Billy walks into the sitting room and gives me a sheepish, sidelong glance, as if to say: I can see this is a bad time.

“Billy,” I say, “where have you come from? How did you get here?”

Billy is a grey lurcher who suffers from chronic embarrassment. He’s not our dog – he belongs to the youngest one’s friend – but he was enough of a fixture at our previous address to have his own favourite chair. Our new sitting room is a pretty faithful recreation of the old one, and Billy is standing in the empty spot where his chair would be, looking mortified.

“Your chair is being re-covered,” I say. “It hasn’t gone.”

Billy turns toward the door, looking back at me with a pained expression that seems to say: I’m just going to go and lick the plates in your dishwasher.

“We don’t have a dishwasher, either,” I say. “Next week.”

Billy scrutinises the edge of the door frame with boundless regret, as if to say: I don’t do these things because I want to do them. I do them because I’m a dog.

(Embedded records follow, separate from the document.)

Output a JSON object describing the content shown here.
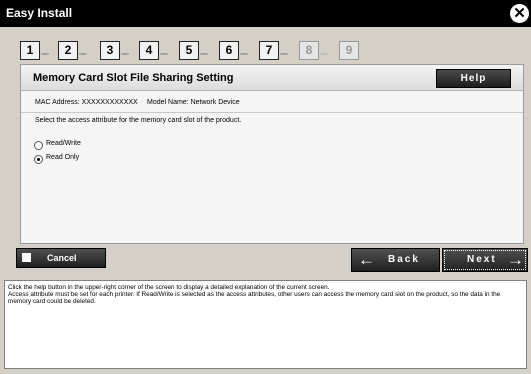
{
  "window": {
    "title": "Easy Install",
    "close_glyph": "✕"
  },
  "steps": [
    {
      "number": "1",
      "enabled": true
    },
    {
      "number": "2",
      "enabled": true
    },
    {
      "number": "3",
      "enabled": true
    },
    {
      "number": "4",
      "enabled": true
    },
    {
      "number": "5",
      "enabled": true
    },
    {
      "number": "6",
      "enabled": true
    },
    {
      "number": "7",
      "enabled": true
    },
    {
      "number": "8",
      "enabled": false
    },
    {
      "number": "9",
      "enabled": false
    }
  ],
  "panel": {
    "title": "Memory Card Slot File Sharing Setting",
    "help_label": "Help",
    "mac_address": "MAC Address: XXXXXXXXXXXX",
    "model_name": "Model Name: Network Device",
    "instruction": "Select the access attribute for the memory card slot of the product.",
    "options": [
      {
        "label": "Read/Write",
        "selected": false
      },
      {
        "label": "Read Only",
        "selected": true
      }
    ]
  },
  "buttons": {
    "cancel": "Cancel",
    "back": "Back",
    "next": "Next",
    "back_arrow": "←",
    "next_arrow": "→"
  },
  "help_text": {
    "line1": "Click the help button in the upper-right corner of the screen to display a detailed explanation of the current screen.",
    "line2": "Access attribute must be set for each printer. If Read/Write is selected as the access attributes, other users can access the memory card slot on the product, so the data in the memory card could be deleted."
  }
}
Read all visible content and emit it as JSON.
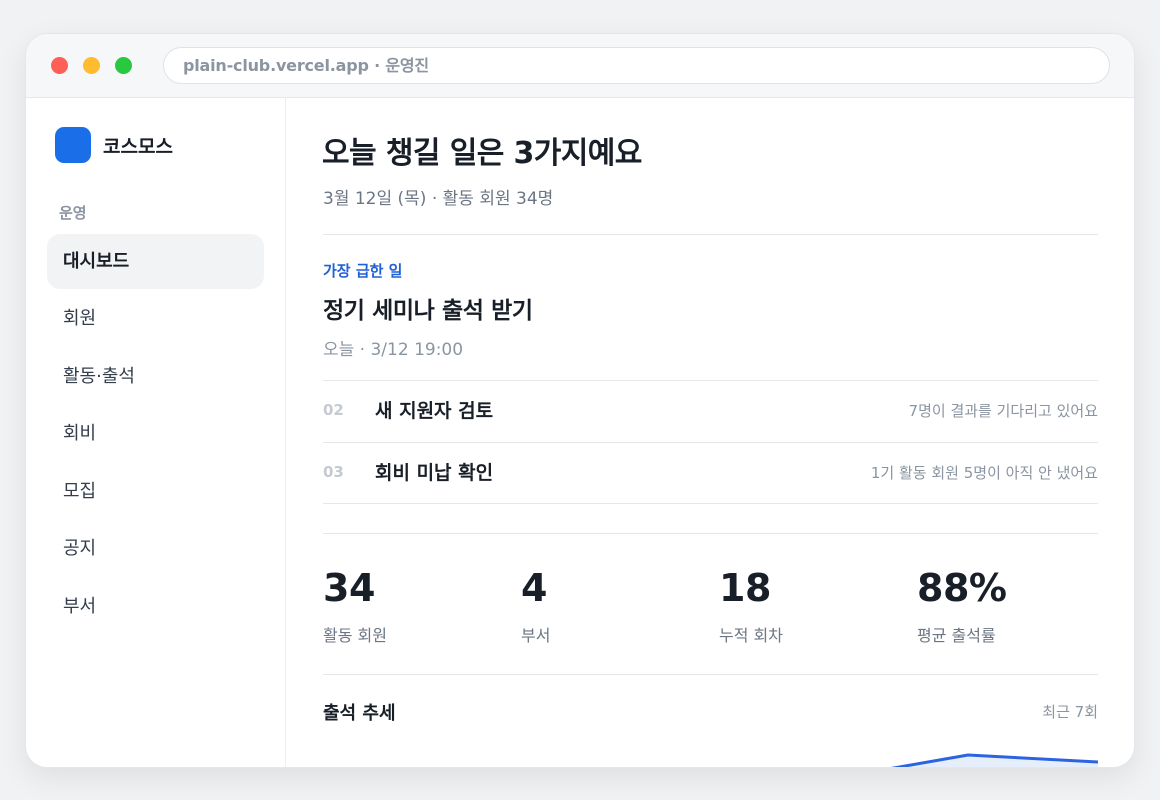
{
  "browser": {
    "url": "plain-club.vercel.app · 운영진"
  },
  "sidebar": {
    "brand": "코스모스",
    "section": "운영",
    "items": [
      {
        "label": "대시보드",
        "active": true
      },
      {
        "label": "회원"
      },
      {
        "label": "활동·출석"
      },
      {
        "label": "회비"
      },
      {
        "label": "모집"
      },
      {
        "label": "공지"
      },
      {
        "label": "부서"
      }
    ]
  },
  "main": {
    "title": "오늘 챙길 일은 3가지예요",
    "subtitle": "3월 12일 (목) · 활동 회원 34명",
    "urgent": {
      "label": "가장 급한 일",
      "title": "정기 세미나 출석 받기",
      "meta": "오늘 · 3/12 19:00"
    },
    "tasks": [
      {
        "num": "02",
        "title": "새 지원자 검토",
        "desc": "7명이 결과를 기다리고 있어요"
      },
      {
        "num": "03",
        "title": "회비 미납 확인",
        "desc": "1기 활동 회원 5명이 아직 안 냈어요"
      }
    ],
    "stats": [
      {
        "value": "34",
        "label": "활동 회원"
      },
      {
        "value": "4",
        "label": "부서"
      },
      {
        "value": "18",
        "label": "누적 회차"
      },
      {
        "value": "88%",
        "label": "평균 출석률"
      }
    ],
    "trend": {
      "title": "출석 추세",
      "range": "최근 7회",
      "accent": "#2b63e0"
    }
  }
}
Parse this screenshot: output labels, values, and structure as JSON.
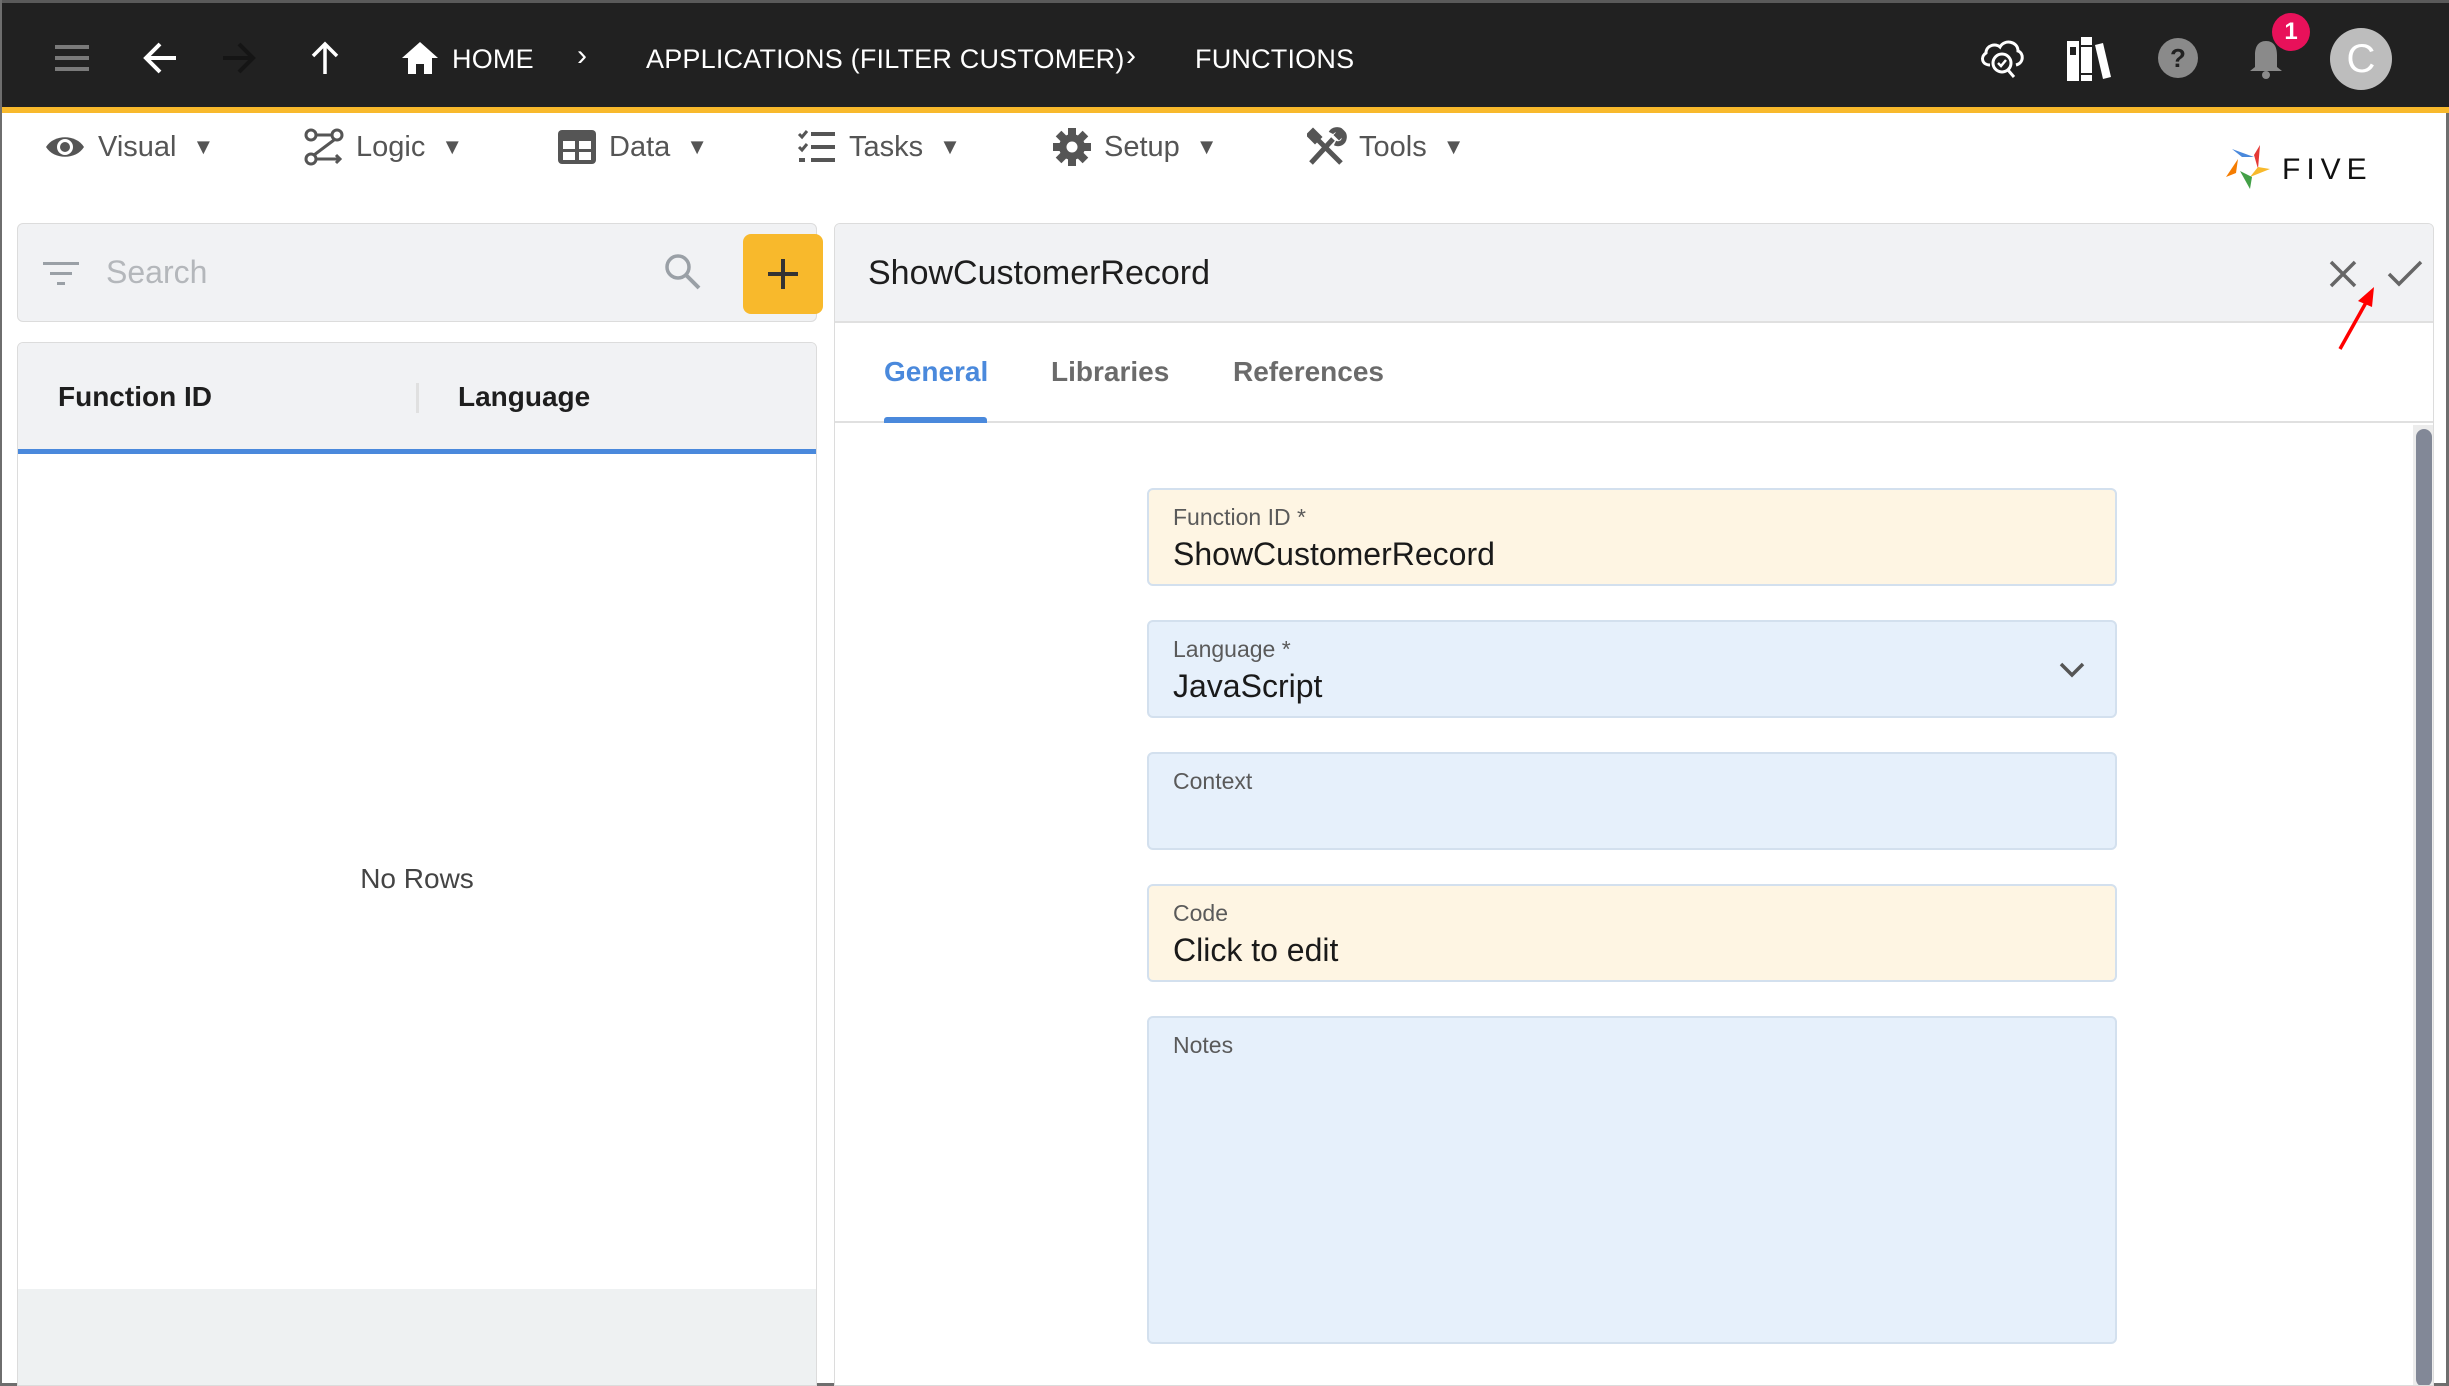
{
  "header": {
    "icons": {
      "menu": "hamburger-menu-icon",
      "back": "arrow-left-icon",
      "forward": "arrow-right-icon",
      "up": "arrow-up-icon",
      "home": "home-icon"
    },
    "breadcrumb": [
      {
        "label": "HOME"
      },
      {
        "label": "APPLICATIONS (FILTER CUSTOMER)"
      },
      {
        "label": "FUNCTIONS"
      }
    ],
    "separator": "›",
    "right_icons": [
      "cloud-search-check-icon",
      "library-books-icon",
      "help-icon",
      "notification-bell-icon"
    ],
    "notification_count": "1",
    "avatar_initial": "C"
  },
  "menu": {
    "items": [
      {
        "label": "Visual",
        "icon": "eye-icon"
      },
      {
        "label": "Logic",
        "icon": "logic-flow-icon"
      },
      {
        "label": "Data",
        "icon": "table-grid-icon"
      },
      {
        "label": "Tasks",
        "icon": "checklist-icon"
      },
      {
        "label": "Setup",
        "icon": "gear-icon"
      },
      {
        "label": "Tools",
        "icon": "wrench-screwdriver-icon"
      }
    ],
    "caret": "▼",
    "logo_text": "FIVE"
  },
  "left_panel": {
    "search": {
      "placeholder": "Search"
    },
    "add_button": "+",
    "columns": [
      "Function ID",
      "Language"
    ],
    "empty_message": "No Rows"
  },
  "right_panel": {
    "title": "ShowCustomerRecord",
    "tabs": [
      {
        "label": "General",
        "active": true
      },
      {
        "label": "Libraries",
        "active": false
      },
      {
        "label": "References",
        "active": false
      }
    ],
    "fields": {
      "function_id": {
        "label": "Function ID *",
        "value": "ShowCustomerRecord"
      },
      "language": {
        "label": "Language *",
        "value": "JavaScript"
      },
      "context": {
        "label": "Context",
        "value": ""
      },
      "code": {
        "label": "Code",
        "value": "Click to edit"
      },
      "notes": {
        "label": "Notes",
        "value": ""
      }
    }
  },
  "colors": {
    "header_bg": "#212121",
    "accent_yellow": "#F8B92C",
    "accent_blue": "#4A89DC",
    "badge_red": "#E8115A",
    "required_field_bg": "#fef5e3",
    "optional_field_bg": "#e6f0fb",
    "annotation_arrow": "#ff0000"
  }
}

To be honest, I find Billy’s awkward presence comforting. Our dog is unsettled by the new surroundings, by turns glum and hypervigilant, while the cat crouches on things and stares into the middle distance as if waiting for a bout of vertigo to pass. Billy, on the other hand, is equally ill at ease in any environment, familiar or unfamiliar. I also appreciate his willingness to travel, although it’s hard to imagine him on the bus.

That night I do not hear any doorbells, false or actual – just the smoke alarm at about 1am, when the youngest one and Billy’s owner attempt to make toast. I wake a little after 5am, as I’ve done every morning since we moved. I imagine it’s something to do with a lingering sense of dislocation, some combination of the dog’s vigilance and the cat’s confusion.

“It’s because there are no curtains,” my wife says. “And shut up – it’s 5am.”

I manage to sleep, on and off, for another hour, before getting up and starting work. My desk is presently six inches from the bed. It’s not an ideal situation, but it’s the only solution in the medium term, and it completely eliminates the need to get dressed.

Eventually, the sound of typing drives my wife from bed. At some point I catch sight of her reflection in an unhung picture, standing behind me, arms folded. I turn around.

“Can you pick up these trousers?” she says. “And there’s a clothes rail that needs putting together.”

“As nice as it is to have you here while the magic happens,” I say, “you need to go away.”

After she leaves, I end up staring at the screen, lost in thought. I hear a strange clacking rising toward me, and I turn to see Billy’s head poking above the stairs.

“Have you been here all night?” I ask.

Billy looks back, wearing an expression that seems to say: I’m so sorry.